El otro día me sucedió algo con mi hijo, que me hizo hacerme consciente una vez más de como estamos creando nuestra realidad continuamente basándonos en nuestro pasado, en nuestras vivencias, en nuestras creencias y lamentablemente en nuestros miedos. Quiero compartirlo porque me parece que es un ejemplo muy claro de como hacemos que nuestras historias se repitan.

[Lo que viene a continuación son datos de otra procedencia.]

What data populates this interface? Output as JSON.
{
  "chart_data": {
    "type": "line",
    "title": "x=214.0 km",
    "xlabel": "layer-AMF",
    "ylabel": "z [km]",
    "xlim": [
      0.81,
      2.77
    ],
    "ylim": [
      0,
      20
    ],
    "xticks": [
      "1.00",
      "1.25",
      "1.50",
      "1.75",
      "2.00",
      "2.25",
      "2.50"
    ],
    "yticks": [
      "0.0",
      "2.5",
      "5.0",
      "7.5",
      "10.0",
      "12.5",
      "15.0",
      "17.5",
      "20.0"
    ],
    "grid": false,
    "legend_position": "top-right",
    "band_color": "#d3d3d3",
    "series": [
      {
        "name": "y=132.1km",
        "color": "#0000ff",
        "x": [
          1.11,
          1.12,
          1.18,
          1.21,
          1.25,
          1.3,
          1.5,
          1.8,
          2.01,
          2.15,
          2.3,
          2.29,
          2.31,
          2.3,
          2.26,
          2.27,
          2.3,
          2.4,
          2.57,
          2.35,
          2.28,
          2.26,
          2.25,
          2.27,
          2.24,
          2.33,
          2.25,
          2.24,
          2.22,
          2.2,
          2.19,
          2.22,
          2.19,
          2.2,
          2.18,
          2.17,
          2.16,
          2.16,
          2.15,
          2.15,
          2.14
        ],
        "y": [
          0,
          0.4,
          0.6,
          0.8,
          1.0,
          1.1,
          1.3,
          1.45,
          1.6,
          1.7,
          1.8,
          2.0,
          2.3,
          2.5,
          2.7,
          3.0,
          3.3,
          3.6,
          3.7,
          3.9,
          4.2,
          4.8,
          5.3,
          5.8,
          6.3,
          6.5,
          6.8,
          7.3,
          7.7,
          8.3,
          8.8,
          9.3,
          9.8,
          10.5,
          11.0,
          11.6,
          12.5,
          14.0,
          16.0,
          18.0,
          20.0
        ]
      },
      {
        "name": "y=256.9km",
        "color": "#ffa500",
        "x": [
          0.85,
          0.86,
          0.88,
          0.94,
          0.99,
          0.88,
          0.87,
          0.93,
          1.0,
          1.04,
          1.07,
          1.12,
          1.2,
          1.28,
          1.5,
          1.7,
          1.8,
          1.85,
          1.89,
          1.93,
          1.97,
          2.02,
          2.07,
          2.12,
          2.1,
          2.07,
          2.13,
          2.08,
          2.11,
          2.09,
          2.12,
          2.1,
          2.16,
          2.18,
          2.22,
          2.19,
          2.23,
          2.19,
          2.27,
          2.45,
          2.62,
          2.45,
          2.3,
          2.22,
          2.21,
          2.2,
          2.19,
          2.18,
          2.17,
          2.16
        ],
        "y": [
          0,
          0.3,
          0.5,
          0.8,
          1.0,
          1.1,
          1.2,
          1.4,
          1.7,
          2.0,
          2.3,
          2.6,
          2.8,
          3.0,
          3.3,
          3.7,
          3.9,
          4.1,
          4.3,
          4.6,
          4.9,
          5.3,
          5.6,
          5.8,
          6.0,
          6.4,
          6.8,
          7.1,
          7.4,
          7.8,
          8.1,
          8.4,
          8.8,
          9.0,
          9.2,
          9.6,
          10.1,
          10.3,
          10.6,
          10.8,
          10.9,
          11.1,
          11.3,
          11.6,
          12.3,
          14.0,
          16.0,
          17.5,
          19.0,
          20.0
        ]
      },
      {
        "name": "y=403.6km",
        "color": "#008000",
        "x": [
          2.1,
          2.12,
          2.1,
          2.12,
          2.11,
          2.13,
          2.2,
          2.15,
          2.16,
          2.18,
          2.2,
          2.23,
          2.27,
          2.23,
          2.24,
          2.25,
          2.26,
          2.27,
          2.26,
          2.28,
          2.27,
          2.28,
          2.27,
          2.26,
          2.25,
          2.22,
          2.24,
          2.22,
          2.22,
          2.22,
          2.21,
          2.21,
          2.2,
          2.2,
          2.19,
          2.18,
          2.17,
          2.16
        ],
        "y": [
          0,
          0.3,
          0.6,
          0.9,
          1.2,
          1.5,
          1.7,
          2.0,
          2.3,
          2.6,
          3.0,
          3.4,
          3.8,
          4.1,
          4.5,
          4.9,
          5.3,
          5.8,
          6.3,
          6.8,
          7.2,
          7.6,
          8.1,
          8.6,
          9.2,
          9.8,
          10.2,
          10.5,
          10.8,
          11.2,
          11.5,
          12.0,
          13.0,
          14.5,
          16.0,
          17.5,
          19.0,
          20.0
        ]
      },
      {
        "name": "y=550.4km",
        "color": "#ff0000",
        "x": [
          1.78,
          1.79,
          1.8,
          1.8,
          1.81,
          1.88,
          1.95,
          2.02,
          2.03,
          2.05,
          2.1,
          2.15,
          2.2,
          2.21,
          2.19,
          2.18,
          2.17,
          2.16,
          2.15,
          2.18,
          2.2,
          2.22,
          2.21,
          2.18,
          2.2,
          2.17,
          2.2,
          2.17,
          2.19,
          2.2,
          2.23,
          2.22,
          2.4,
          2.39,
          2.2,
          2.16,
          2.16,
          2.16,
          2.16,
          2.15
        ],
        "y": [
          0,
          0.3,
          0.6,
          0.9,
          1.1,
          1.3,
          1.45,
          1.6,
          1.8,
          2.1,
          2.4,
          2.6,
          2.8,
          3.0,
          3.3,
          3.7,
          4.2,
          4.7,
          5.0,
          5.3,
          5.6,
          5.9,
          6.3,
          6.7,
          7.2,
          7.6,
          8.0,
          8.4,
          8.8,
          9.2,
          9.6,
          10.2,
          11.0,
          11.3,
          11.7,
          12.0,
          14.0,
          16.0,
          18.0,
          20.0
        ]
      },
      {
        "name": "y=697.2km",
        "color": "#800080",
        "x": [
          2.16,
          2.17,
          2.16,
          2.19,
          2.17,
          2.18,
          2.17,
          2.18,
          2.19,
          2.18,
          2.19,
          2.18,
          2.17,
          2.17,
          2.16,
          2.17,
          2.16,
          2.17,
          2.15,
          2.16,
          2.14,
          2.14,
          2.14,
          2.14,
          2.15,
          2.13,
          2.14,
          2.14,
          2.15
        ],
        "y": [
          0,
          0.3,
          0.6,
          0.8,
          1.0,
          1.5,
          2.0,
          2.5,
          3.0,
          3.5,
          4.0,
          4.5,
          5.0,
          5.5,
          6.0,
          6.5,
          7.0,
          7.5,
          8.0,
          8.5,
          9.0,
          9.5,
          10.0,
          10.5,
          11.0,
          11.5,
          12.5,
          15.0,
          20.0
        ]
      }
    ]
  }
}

Él estaba creando un dibujo para el cumpleaños de su abuelo con témpera líquida. ¡Queda muy bonito! Echa los distintos colores y luego dobla el folio. Cuando ya había acabado prácticamente su obra, recordó que tenía por allí un pincel y me lo pidió. Yo se lo di y él comenzó a «emborronar» (objetivamente era mezclar) sus colores. Entonces para mí «ya no iba a quedar tan bonito»… En ese momento, algo comenzó a brotar en mí de una manera visceral. Quería (con todas mis fuerzas) que no «estropeara» el dibujo, quería que quedara bonito, quería que la gente viera «lo bien» que le había quedado, no quería que le quedara mal, no quería que fuera «una chapuza». Pongo comillas en algunas palabras, pero podría entrecomillar todo, porque clarísimamente todo está plagado de subjetividad, de mi opinión, de mi querer, de mi miedo, de mi impresión: todo era mío. Mi pareja que pasaba por allí me decía que dejara que el niño hiciera el dibujo como quisiera, pero es que no podía… así que en cuanto pude le convencí para que mezclara colores con el pincel en otra hoja. Yo «arreglé» un poco el dibujo para que quedara bien, según mi visión claro. Increíble…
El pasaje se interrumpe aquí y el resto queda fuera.